LATAM Airlines Group S.A. and its affiliates in Brazil, Chile, Colombia, Ecuador, Peru, and the United States today announced the filing of a Plan of Reorganization, which reflects the path forward for the group to exit Chapter 11 in compliance with both U.S. and Chilean law.
The Plan is accompanied by a Restructuring Support Agreement (the “RSA”) with the Parent Ad Hoc Group, which is the largest unsecured creditor group in these Chapter 11 cases, and certain of LATAM’s shareholders. The RSA documents the agreement between LATAM, the aforementioned holders of more than 70% of parent unsecured claims and holders of approximately 48% of 2024 and 2026 U.S. Notes, and certain shareholders holding more than 50% of common equity, subject to the execution of definitive documentation by the parties and the obtaining of corporate approvals by those shareholders. As they have throughout the process, all of the companies in the group are continuing to operate as travel conditions and demand permit.
The Plan proposes the infusion of $8.19 billion into the group through a mix of new equity, convertible notes, and debt, which will enable the group to exit Chapter 11 with appropriate capitalization to effectuate its business plan. Upon emergence, LATAM is expected to have total debt of approximately $7.26 billion1 and liquidity of approximately $2.67 billion. The group has determined that this is a conservative debt load and appropriate liquidity in a period of continued uncertainty for global aviation and will better position the group going forward.

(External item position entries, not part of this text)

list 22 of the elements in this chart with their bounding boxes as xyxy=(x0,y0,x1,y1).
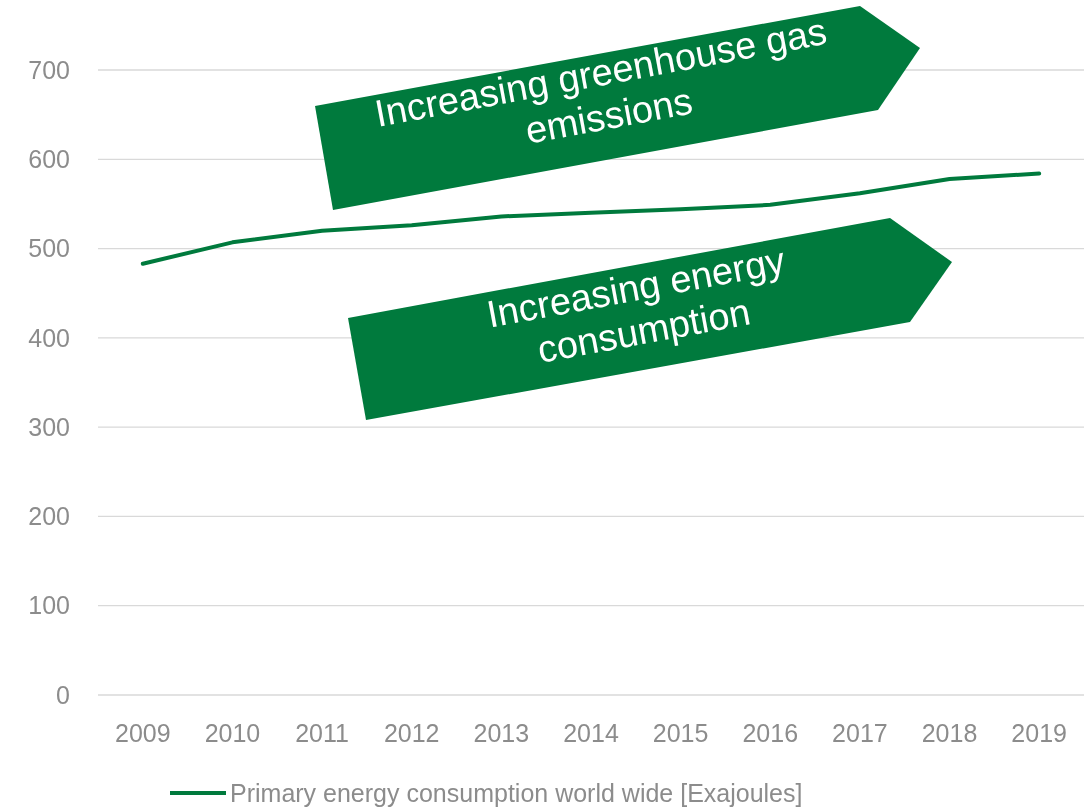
x-tick-label: 2012 xyxy=(383,718,440,747)
x-tick-label: 2019 xyxy=(1011,718,1067,747)
x-tick-label: 2018 xyxy=(921,718,978,747)
y-tick-label: 600 xyxy=(28,145,70,174)
x-tick-label: 2016 xyxy=(742,718,799,747)
y-tick-label: 200 xyxy=(28,502,70,531)
x-tick-label: 2015 xyxy=(652,718,709,747)
y-tick-label: 100 xyxy=(28,591,70,620)
x-tick-label: 2013 xyxy=(473,718,530,747)
y-tick-label: 700 xyxy=(28,55,70,84)
x-tick-label: 2014 xyxy=(563,718,619,747)
y-tick-label: 500 xyxy=(28,234,70,263)
annotation: Increasing greenhouse gas emissions xyxy=(371,9,831,152)
x-tick-label: 2017 xyxy=(832,718,888,747)
x-tick-label: 2009 xyxy=(115,718,171,747)
annotation: Increasing energy consumption xyxy=(483,239,789,371)
legend-label: Primary energy consumption world wide [Exajoules] xyxy=(230,778,803,807)
x-tick-label: 2010 xyxy=(204,718,261,747)
y-tick-label: 300 xyxy=(28,412,70,441)
y-tick-label: 400 xyxy=(28,323,70,352)
y-tick-label: 0 xyxy=(56,680,70,709)
x-tick-label: 2011 xyxy=(295,718,349,747)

Specifically, the Plan outlines that:
- Upon confirmation of the Plan, the group intends to launch an $800 million common equity rights offering, open to all shareholders of LATAM in accordance with their preemptive rights under applicable Chilean law, and fully backstopped by the parties participating in the RSA, subject to the execution of definitive documentation and, with respect to the backstopping shareholders, receipt of corporate approvals;
- Three distinct classes of convertible notes will be issued by LATAM, all of which will be preemptively offered to shareholders of LATAM. To the extent not subscribed by LATAM’s shareholders during the respective preemptive rights period:
- Convertible Notes Class A will be provided to certain general unsecured creditors of LATAM parent in settlement (dación en pago) of their allowed claims under the Plan;
- Convertible Notes Class B will be subscribed and purchased by the above referenced shareholders; and
- Convertible Notes Class C will be provided to certain general unsecured creditors in exchange for a combination of new money to LATAM and the settlement of their claims, subject to certain limitations and holdbacks by backstopping parties.
- The convertible notes belonging to the Convertible Classes B and C will therefore be provided, totally or partially, in consideration of a new money contribution for the aggregate amount of approximately $4.64 billion fully backstopped by the parties to the RSA, subject to receipt by the backstopping shareholders of corporate approvals;
- LATAM will raise a $500 million new revolving credit facility and approximately $2.25 billion in total new money debt financing, consisting of either a new term loan or new bonds; and
- The group also used and intends to use the Chapter 11 process to refinance or amend the group’s pre-petition leases, revolving credit facility, and spare engine facility.